To be honest, I thought I’d have seen more progress by now. Three years after CBT started (it lasted about 8 months) and just over two years since I began taking meds. These have changed and dosages upped several times to where they remain steady at the moment. Daily: 600mg quetiapine, 20mg fluoxetine, 500mg sodium valproate.
And yes, they’ve topped and tailed my more extreme moods. In that respect there’s been significant progress. I still get frequent – and fleeting – suicidal ideation, but I don’t have the strength and wherewithal to actually do anything about it. I tend to ere on the side of caution and add ‘yet’ to that statement. It wouldn’t do to think I’m cured. I know there’s going to be no such thing.
So two years.. I’m holding down my job and – I think – doing well at it. My team gives me some support by way of accepting and dealing with my many cognitive and memory issues that pop up daily more than once.
I have no-one to talk to about my illness; at least, not in detail. Twitter remains a source of support, albeit from people I’ve never met and never will meet. There are loads of us on there exposing our souls and craving help and attention. Whenever it’s good to talk, Twitter offers a (usually) one-directional ‘conversation’ outlet. I have no input from my GP or any other medical service. I saw a psychiatrist last before the summer but that was only because my GP referred me due to a down-turn in moods. I have no future appointment set.

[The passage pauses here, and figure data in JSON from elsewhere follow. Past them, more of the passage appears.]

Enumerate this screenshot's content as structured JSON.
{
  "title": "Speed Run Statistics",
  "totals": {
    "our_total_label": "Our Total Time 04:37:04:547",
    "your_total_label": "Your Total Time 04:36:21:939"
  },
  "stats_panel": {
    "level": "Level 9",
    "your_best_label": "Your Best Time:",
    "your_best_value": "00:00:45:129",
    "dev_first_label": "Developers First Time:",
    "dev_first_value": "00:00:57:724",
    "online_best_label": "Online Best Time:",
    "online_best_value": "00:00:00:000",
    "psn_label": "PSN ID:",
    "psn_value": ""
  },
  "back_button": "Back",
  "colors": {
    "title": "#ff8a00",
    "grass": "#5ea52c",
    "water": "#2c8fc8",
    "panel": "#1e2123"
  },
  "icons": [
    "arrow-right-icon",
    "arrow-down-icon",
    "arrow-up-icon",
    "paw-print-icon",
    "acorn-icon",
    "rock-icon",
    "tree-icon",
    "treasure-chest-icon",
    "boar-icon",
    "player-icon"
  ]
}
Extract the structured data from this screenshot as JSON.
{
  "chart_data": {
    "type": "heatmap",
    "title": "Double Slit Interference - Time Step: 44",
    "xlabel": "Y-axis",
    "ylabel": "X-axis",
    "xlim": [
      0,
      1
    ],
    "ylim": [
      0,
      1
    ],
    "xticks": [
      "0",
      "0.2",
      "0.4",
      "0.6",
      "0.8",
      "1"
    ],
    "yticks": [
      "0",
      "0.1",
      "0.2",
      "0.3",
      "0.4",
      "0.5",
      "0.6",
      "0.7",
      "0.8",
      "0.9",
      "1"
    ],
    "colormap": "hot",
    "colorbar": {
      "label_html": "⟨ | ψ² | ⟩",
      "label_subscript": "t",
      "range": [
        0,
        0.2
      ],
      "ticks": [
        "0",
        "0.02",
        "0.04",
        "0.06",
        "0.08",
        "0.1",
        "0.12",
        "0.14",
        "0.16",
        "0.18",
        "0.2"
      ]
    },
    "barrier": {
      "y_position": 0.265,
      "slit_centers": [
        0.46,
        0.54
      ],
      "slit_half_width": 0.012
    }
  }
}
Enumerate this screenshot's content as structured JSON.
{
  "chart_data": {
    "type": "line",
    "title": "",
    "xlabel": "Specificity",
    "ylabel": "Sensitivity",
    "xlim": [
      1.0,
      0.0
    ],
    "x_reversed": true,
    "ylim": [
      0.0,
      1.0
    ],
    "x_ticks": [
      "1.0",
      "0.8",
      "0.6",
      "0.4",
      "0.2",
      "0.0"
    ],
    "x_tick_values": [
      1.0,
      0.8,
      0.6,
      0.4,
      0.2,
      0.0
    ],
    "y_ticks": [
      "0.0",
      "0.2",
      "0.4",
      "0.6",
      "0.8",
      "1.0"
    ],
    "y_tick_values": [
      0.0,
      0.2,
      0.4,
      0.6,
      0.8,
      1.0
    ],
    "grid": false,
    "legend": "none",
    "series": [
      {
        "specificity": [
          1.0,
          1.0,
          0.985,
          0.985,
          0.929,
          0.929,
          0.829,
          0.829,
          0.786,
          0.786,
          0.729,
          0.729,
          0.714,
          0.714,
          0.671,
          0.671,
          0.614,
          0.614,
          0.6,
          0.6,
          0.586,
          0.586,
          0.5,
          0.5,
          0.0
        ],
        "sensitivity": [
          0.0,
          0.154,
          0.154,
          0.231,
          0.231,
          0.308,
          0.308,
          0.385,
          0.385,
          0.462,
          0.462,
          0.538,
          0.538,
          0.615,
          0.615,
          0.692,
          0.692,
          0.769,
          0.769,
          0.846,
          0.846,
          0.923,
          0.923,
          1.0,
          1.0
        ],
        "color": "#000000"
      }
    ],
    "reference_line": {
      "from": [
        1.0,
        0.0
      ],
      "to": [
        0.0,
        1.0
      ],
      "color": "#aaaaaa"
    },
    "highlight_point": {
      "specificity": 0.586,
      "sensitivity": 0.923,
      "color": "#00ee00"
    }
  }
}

It would be interesting to see if I could hold-down a relationship at this point in my treatment. Bipolar destroyed all the romantic relationships I’ve ever had, and I still feel so bad about that. Some of these were good for me, and I let them go through my – admittedly uncontrollable – moods. As it stands now, three years since talking therapy began and just over two years since meds started, I have no such relationship. Indeed, I’ve not had a girlfriend (or even a date!) in two and a half years. That’s the meds for you; I’ve been stripped of emotions, feelings, libido and effort. I create no writing work, and barely any art work – the things that I’ve always done and done well.
I don’t really live; I exist. And even then, there are occasions when I get hypomanic and don’t even believe that. I exist with moods and delusions, my physical health has taken a hard knock (illness and meds) and I generally ache all over 24/7. I still don’t sleep. My short term memory is f*$*&d, basically. I’ve put on a couple of stone in weight since starting the meds but from looking at other people’s experiences I could have put on an awful lot more. Who knows, maybe I will? I’ve had to get rid of a load of clothes and start acquiring from scratch. (Though that’s actually been quite therapeutic!)
The biggest shock to me lately has been a letter from the Pensions people; I still have 9 more years to work in this stressful job. Until I’m over 66. How the hell’s that going to happen? I’m living day to day. Small mercies.